Asmodeus would be so powerful, claiming two entire ... basically two entire planes in the entire planar structure and so many resources and so much power that no one would be able to stand against him. He would impose the hierarchy and bureaucracy of Hell on everything, the outer planes and the inner planes. Demons, on the other hand, if they were able to overrun Hell and claim it as their own, would similarly ... the demon princes would grow so powerful that, as they just bashed against other planes and sought pathways into the inner planes and into other outer planes, they would overrun the universe.

So in some ways, it's cosmic luck that these two factions are locked in combat, but neither one either has the organizational capabilities to say, "Let's stop fighting," like the demons. They're chaotic. All it takes is one demon lord to decide he wants to try to invade Hell or just demons wandering down the Styx and attacking things, which then puts Hell ... which would sue for peace, potentially, if they could. But they can't, because who would they ... They could create a peace treaty with Orcus that doesn't happen, and nothing stops Demogorgon or anyone else from attacking. So they're locked in this endless struggle, and the universe is all the better for it.

Now, what this means, though, is that this struggle spills over everywhere.

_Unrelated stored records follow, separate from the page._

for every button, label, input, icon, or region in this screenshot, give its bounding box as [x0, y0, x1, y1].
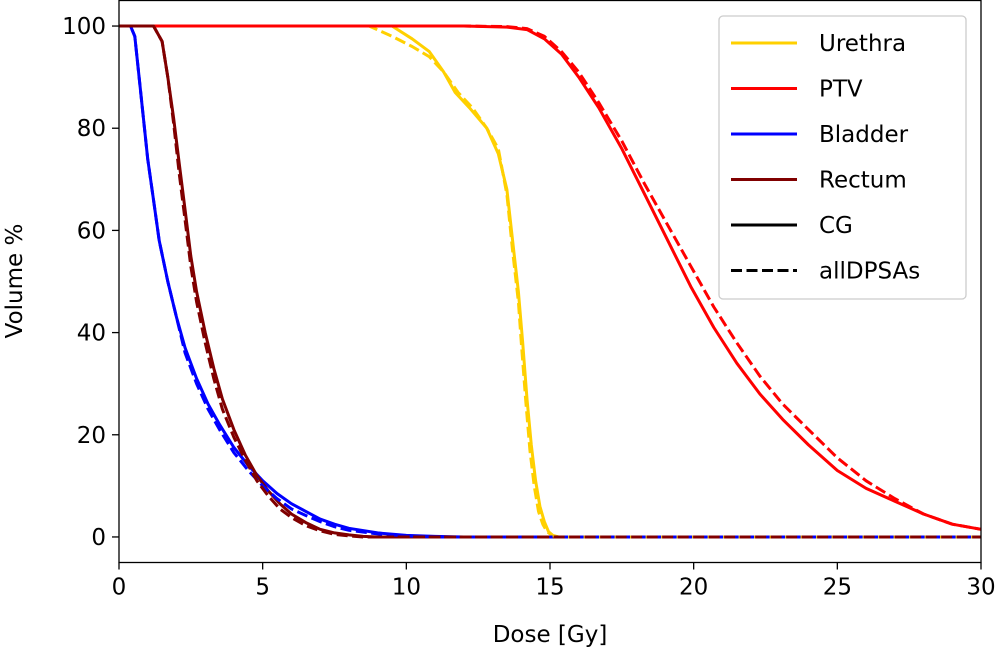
legend-label-rectum: Rectum — [819, 168, 907, 194]
x-axis-label: Dose [Gy] — [493, 622, 608, 648]
series-layer — [119, 24, 982, 539]
legend-label-cg: CG — [819, 213, 853, 239]
series-line-ptv-cg — [119, 24, 982, 531]
y-tick-label: 20 — [77, 423, 106, 449]
y-tick-label: 60 — [77, 218, 106, 244]
series-line-ptv-alldpsas — [119, 24, 982, 531]
legend-label-bladder: Bladder — [819, 122, 909, 148]
x-tick-label: 10 — [392, 575, 421, 601]
legend: Urethra PTV Bladder Rectum CG allDPSAs — [718, 15, 967, 300]
x-tick-label: 30 — [966, 575, 995, 601]
series-line-bladder-alldpsas — [119, 24, 981, 539]
axis-layer: 0 5 10 15 20 25 30 0 20 40 60 80 100 — [62, 14, 996, 600]
y-axis-label: Volume % — [2, 224, 28, 339]
y-tick-label: 80 — [77, 116, 106, 142]
x-tick-label: 15 — [535, 575, 564, 601]
series-line-rectum-alldpsas — [119, 24, 981, 539]
y-tick-label: 100 — [62, 14, 106, 40]
x-tick-label: 0 — [112, 575, 127, 601]
y-tick-label: 40 — [77, 321, 106, 347]
x-tick-label: 25 — [823, 575, 852, 601]
x-tick-label: 5 — [255, 575, 270, 601]
legend-label-alldpsas: allDPSAs — [819, 259, 920, 285]
legend-label-ptv: PTV — [819, 77, 863, 103]
x-tick-label: 20 — [679, 575, 708, 601]
legend-box — [718, 15, 967, 300]
series-line-urethra-alldpsas — [119, 24, 981, 539]
legend-label-urethra: Urethra — [819, 31, 906, 57]
y-tick-label: 0 — [91, 525, 106, 551]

You'd think, "Hey, two evil factions fighting. This is great. It's going to keep them busy. It makes things easier for the good guys." In fact, it has the opposite effect, because anywhere you have demons, you'll soon have devils trying to thwart them, and vice versa. And on top of that, since both demons and devils are really driven by claiming souls from the material plane of mortals, both of them have very aggressive cults in the inner ... in the material plane in various worlds of D&D that seek to subvert mortals, claim artifacts, claim secrets.

If someone could find a secret that allowed the demons or devils to move freely across the planes, that would end the Blood War in one side's favor or the other. So just the raw aggression that both sides bring means that every world of D&D is in danger and that demons and devils would happily scour them looking for an advantage, because they know the stakes are that high, and they want to win. And they'll do anything to achieve victory.

It's raged back and forth. I mean, the history is as old as the cosmos, and so it's raged ... it's waxed and waned, but it's always been there. And in some ways, it's become such a monotonous part of the cosmos that many sages just feel it's just part of the mechanism of the world, of the planes. There's always going to be this stalemate, and it will never change.

But that's where Mordenkainen, other adherents of the balance ... to them, the Blood War is the centerpiece conflict of the cosmos. It's the most important one. It's the one that if it fell out of balance would spell doom. And so he and his associates and his allies who are interested in the balance are very much ... they very much keep a careful watch on how the Blood War's progressing, because luckily, we haven't had any decisive moments yet.